Full Description
Tracing her father's exile from Austria in 1938, director Wendy Oberlander excavates a silent chapter of Canadian history. Transferred to Canada by the British in 1940, Oberlander's father was one of more than 2,000 Jewish refugees from Austria and Germany held behind barbed wire, alongside Nazi POWs - as "dangerous enemy aliens." The public and private silence surrounding her father's experience compelled Oberlander to examine public archives, unpublished memoirs and stories from former internees to discover her own inheritance. The result is a layered and vivid essay that combines historical accounts, personal narrative and an impressionistic treatment of the fragmented memories her father related to her as a child. First Place Award, 1996 Judah Magnes Museum Video Competition; Bronze Award for Documentary, 1996 New York Expo for Short Film and Video.
Filmmaker Bio(s)
During the last 18 years, Wendy Oberland has exhibited multi-media installations in Canada, Iceland and the United States. In 1996 she completed the award winning documentary Nothing to be Written Here, a vivid and personal essay telling the story of the internment of European Jewish refugees in Canada during World War II. Still (Stille), a new film tracing her mother's exile from Berlin in 1938, has just been released. Oberlander teaches at the Emily Carr Institute of Art and Design in Vancouver.
"If I must find in word, I would say that my projects lie with the hidden- what survives in the margins is what prompts my curiosity and questions. Here the silences and the gaps are revealed, alongside the paradoxes: the past is part, do not forget; speak up, do not volunteer; find your own way, do not ask too many questions. This in-between is what disturbs and begs me to look.

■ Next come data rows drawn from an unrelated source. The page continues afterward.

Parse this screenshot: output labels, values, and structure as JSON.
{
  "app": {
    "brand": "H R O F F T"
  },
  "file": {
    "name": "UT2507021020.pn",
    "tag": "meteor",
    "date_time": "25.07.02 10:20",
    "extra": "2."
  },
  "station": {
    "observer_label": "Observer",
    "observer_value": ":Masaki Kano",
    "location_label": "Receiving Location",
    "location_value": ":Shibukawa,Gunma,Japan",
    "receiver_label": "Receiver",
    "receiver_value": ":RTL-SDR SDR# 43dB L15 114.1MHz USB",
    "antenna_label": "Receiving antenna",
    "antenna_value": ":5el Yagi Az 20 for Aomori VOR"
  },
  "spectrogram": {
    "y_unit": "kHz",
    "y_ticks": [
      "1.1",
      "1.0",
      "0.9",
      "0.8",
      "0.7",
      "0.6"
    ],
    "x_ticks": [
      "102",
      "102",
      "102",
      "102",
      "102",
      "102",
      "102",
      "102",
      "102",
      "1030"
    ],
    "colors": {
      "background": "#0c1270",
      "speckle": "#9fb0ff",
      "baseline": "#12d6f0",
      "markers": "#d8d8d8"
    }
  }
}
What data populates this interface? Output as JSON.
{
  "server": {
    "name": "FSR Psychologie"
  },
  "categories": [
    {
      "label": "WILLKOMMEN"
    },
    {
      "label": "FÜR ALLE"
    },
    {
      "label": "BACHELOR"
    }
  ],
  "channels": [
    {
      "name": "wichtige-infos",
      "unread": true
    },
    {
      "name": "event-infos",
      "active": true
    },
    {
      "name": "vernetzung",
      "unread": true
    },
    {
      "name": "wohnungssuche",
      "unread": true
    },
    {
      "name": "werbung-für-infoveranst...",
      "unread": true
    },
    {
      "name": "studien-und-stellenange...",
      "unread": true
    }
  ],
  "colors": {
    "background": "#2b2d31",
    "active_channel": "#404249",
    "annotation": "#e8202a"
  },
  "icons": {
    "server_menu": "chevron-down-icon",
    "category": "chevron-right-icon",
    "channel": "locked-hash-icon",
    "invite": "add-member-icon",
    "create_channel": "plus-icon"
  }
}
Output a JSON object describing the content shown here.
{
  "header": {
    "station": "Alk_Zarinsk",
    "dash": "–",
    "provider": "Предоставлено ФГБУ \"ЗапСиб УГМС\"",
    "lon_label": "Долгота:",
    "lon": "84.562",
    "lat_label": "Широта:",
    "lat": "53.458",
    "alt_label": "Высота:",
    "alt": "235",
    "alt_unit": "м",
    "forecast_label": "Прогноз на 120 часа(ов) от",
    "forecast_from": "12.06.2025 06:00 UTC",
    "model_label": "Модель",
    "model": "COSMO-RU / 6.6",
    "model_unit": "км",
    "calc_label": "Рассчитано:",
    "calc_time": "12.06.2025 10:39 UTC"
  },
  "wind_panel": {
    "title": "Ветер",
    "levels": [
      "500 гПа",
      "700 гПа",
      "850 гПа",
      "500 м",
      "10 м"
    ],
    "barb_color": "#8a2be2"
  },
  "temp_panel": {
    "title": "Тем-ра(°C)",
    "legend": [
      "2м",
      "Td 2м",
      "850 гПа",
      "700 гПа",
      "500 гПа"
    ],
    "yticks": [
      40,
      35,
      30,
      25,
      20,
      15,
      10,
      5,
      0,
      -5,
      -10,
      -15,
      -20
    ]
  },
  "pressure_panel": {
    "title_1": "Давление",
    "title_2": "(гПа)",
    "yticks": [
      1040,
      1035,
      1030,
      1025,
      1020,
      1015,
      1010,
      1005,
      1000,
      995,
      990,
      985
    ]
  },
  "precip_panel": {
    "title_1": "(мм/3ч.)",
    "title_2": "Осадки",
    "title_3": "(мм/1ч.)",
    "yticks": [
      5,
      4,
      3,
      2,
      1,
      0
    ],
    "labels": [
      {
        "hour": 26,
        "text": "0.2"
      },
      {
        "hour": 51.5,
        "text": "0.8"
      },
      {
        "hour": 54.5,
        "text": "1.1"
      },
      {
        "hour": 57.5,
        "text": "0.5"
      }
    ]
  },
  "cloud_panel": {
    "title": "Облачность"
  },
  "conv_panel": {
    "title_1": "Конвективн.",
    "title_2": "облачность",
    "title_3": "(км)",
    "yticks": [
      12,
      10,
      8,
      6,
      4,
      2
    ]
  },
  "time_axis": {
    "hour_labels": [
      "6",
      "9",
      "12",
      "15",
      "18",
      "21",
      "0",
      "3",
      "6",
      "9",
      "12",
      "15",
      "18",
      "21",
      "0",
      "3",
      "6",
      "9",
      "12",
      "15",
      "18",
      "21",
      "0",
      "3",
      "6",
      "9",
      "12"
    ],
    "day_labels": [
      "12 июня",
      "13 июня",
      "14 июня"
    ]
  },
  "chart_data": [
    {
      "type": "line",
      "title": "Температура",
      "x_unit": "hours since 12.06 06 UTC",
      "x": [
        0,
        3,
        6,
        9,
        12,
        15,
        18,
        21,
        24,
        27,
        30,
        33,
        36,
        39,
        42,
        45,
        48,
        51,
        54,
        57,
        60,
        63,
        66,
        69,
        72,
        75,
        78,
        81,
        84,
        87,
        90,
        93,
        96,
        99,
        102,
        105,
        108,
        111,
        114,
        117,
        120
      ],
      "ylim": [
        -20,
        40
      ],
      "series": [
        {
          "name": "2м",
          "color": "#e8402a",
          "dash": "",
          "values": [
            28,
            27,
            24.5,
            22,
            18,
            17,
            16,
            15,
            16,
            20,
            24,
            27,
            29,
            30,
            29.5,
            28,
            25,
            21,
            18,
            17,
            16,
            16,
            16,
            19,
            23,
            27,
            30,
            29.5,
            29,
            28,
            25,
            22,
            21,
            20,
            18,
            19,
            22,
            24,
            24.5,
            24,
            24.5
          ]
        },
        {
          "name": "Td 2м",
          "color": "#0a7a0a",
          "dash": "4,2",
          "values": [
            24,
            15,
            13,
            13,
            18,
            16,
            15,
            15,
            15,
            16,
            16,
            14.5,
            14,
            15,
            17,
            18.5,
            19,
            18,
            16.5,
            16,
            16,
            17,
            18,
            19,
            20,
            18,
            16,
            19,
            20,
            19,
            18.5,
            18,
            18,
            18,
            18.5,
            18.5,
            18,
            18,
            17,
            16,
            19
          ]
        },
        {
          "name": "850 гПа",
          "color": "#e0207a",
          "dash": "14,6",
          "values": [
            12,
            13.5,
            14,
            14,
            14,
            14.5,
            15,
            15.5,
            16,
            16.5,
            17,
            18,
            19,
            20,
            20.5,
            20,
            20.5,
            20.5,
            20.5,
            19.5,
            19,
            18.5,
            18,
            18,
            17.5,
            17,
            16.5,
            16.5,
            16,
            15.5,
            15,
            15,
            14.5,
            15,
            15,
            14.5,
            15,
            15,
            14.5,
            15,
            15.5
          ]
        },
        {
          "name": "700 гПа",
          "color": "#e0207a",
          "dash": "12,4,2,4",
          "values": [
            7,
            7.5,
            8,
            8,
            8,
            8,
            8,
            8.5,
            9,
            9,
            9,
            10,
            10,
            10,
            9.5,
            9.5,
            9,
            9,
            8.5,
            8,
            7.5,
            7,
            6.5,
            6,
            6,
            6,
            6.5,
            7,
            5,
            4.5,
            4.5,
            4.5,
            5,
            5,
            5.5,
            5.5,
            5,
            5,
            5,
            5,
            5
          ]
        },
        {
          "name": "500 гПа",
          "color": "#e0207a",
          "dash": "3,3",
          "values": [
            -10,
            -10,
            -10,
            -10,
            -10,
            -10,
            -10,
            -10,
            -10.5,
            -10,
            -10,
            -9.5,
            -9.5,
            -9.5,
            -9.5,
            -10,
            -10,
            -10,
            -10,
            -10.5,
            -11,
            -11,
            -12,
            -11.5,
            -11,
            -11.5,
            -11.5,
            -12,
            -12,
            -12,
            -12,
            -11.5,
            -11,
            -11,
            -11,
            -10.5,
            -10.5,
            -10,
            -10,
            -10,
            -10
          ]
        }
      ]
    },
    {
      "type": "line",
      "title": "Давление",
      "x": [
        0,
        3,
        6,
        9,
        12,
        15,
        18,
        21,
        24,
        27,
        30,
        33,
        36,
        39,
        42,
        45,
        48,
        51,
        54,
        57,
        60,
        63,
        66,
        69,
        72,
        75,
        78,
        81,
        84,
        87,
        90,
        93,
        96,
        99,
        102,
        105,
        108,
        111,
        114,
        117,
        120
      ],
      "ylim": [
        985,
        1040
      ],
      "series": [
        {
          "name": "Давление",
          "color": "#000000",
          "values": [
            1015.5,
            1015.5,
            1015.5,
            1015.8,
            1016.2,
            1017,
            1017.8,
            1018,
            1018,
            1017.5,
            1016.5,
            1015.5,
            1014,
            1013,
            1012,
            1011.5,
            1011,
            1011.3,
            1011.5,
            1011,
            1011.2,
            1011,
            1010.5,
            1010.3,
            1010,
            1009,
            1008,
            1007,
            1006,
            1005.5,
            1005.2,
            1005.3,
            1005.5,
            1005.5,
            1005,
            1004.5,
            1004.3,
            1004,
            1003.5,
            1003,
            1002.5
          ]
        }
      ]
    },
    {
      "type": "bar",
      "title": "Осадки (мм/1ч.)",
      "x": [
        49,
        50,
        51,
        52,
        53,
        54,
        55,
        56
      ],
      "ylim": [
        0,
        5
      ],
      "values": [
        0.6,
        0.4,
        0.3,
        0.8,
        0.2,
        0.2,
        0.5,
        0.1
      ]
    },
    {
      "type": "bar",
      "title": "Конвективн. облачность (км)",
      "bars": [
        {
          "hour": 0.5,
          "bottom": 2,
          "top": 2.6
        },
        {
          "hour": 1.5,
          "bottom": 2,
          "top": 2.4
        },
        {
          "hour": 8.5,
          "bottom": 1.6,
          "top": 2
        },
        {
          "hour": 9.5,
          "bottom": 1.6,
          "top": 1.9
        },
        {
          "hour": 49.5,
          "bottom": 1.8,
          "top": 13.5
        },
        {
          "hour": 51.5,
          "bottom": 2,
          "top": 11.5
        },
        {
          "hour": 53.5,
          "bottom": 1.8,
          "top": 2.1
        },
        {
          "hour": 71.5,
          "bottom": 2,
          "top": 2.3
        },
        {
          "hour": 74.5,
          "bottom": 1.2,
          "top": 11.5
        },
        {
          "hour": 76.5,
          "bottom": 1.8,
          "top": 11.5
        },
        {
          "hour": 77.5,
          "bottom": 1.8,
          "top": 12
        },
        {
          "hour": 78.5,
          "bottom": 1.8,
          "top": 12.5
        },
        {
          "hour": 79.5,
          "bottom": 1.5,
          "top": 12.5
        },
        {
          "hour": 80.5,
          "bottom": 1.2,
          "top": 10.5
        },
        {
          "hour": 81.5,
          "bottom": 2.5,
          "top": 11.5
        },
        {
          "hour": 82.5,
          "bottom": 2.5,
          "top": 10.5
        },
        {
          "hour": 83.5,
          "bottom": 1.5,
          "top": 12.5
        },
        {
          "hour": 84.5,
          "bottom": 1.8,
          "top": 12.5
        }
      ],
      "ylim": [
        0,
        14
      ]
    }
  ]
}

"Here lie the questions and the answers and the unraveling. I know that I do not choose these projects. They appear to me as an imperative, waiting to be revealed."
"Nothing to be Written Here" was Oberlander's first video production. The film excavates one silent chapter from Canadian history, and records yet another unknown moment in the Jewish diaspora of the twentieth century. Mixing personal narrative and historical documentary, Nothing to be Written Here traces Wendy Oberlander's discovery of her father's wartime experiences.
AWARDS
First Place Award for Holocaust Biography, 1996.
Judah L. Magnes Museum Video Competition, Berkeley, California.
Bronze Award for Documentary, 1996.
NY Expo for Short Film & Video, New York, NY.